Reeves likes to see jazz as an international language because of its improvisational nature. Even if people don’t understand her words, they can still understand her; Reeves believes improvisation is the “utterance of the soul.”
Singing from her soul has brought Reeves four Grammy Award nominations for Best Jazz Vocalist, including the statue and title this year.
Music and fortitude were a major part of Reeves’ childhood. She was born in 1956 and raised in Detroit. Growing up in the 1960s, she experienced the hostility of racism and participated in one of the first desegregation busing programs. She also took part in sit-ins, spoke at schools and sang in a concert that aimed to cut across racial boundaries. Reeves’ father, who was a singer, died of cancer when she was two, so the women in her family inspired the strength she now possesses in her career.

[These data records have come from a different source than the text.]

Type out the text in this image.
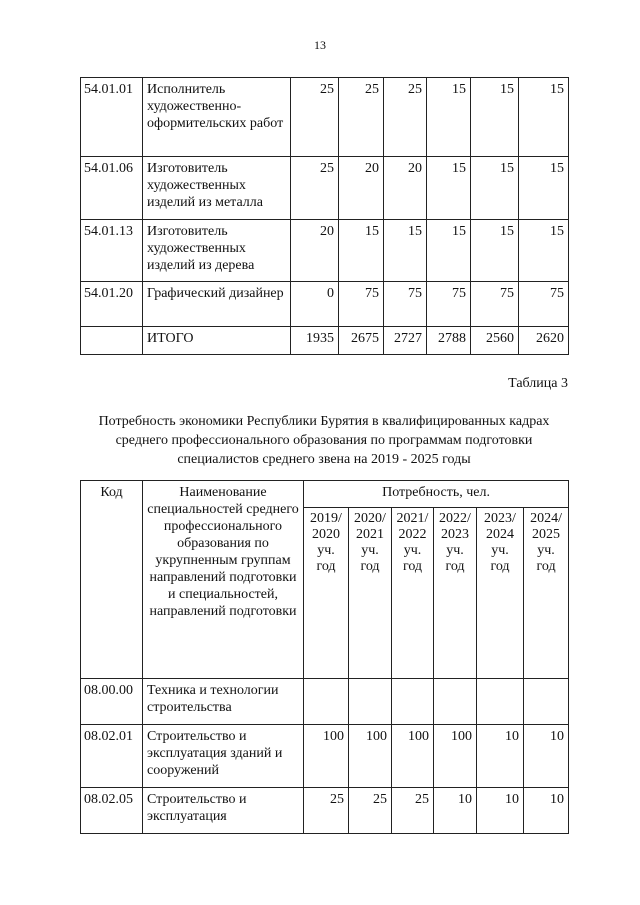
13
54.01.01	Исполнитель художественно-оформительских работ	25	25	25	15	15	15
54.01.06	Изготовитель художественных изделий из металла	25	20	20	15	15	15
54.01.13	Изготовитель художественных изделий из дерева	20	15	15	15	15	15
54.01.20	Графический дизайнер	0	75	75	75	75	75
	ИТОГО	1935	2675	2727	2788	2560	2620
Таблица 3
Потребность экономики Республики Бурятия в квалифицированных кадрах среднего профессионального образования по программам подготовки специалистов среднего звена на 2019 - 2025 годы
Код	Наименование специальностей среднего профессионального образования по укрупненным группам направлений подготовки и специальностей, направлений подготовки	Потребность, чел.					
		2019/ 2020 уч. год	2020/ 2021 уч. год	2021/ 2022 уч. год	2022/ 2023 уч. год	2023/ 2024 уч. год	2024/ 2025 уч. год
08.00.00	Техника и технологии строительства						
08.02.01	Строительство и эксплуатация зданий и сооружений	100	100	100	100	10	10
08.02.05	Строительство и эксплуатация	25	25	25	10	10	10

Music ran in the family. Reeves’ mother played trumpet and an uncle, Charles Burrell, played bass in the Colorado Symphony. George Duke, the celebrated keyboardist, composer, and arranger, was her cousin.
At 16, Reeves’ professional career received a boost from trumpeter Clark Terry. After hearing Reeves sing with her high school band Terry invited her to sing with his All-Star groups. Reeves spent the next few years singing in clubs and groups around Los Angeles. She started recording in 1982, showing the world her powerful storytelling voice with her autobiographical hit “Better Days.”
Now, after many popular albums, Reeves spends most of her life on the road, where she can enjoy being close to audiences such as the one that will greet her in the Memorial Chapel on Friday at 7:30 p.m.
The Lawrence Jazz Ensemble and the Lawrence Jazz Singers will open for Reeves. Tickets cost $18 and $16 for adults, $16 and $14 for senior citizens, $14 and $12 for students, and $7 and $6 for LU students/faculty/staff.
Come hear the power of the voice that has been compared to Ella Fitzgerald and Sarah Vaughan, the jazz legends who inspired her sound.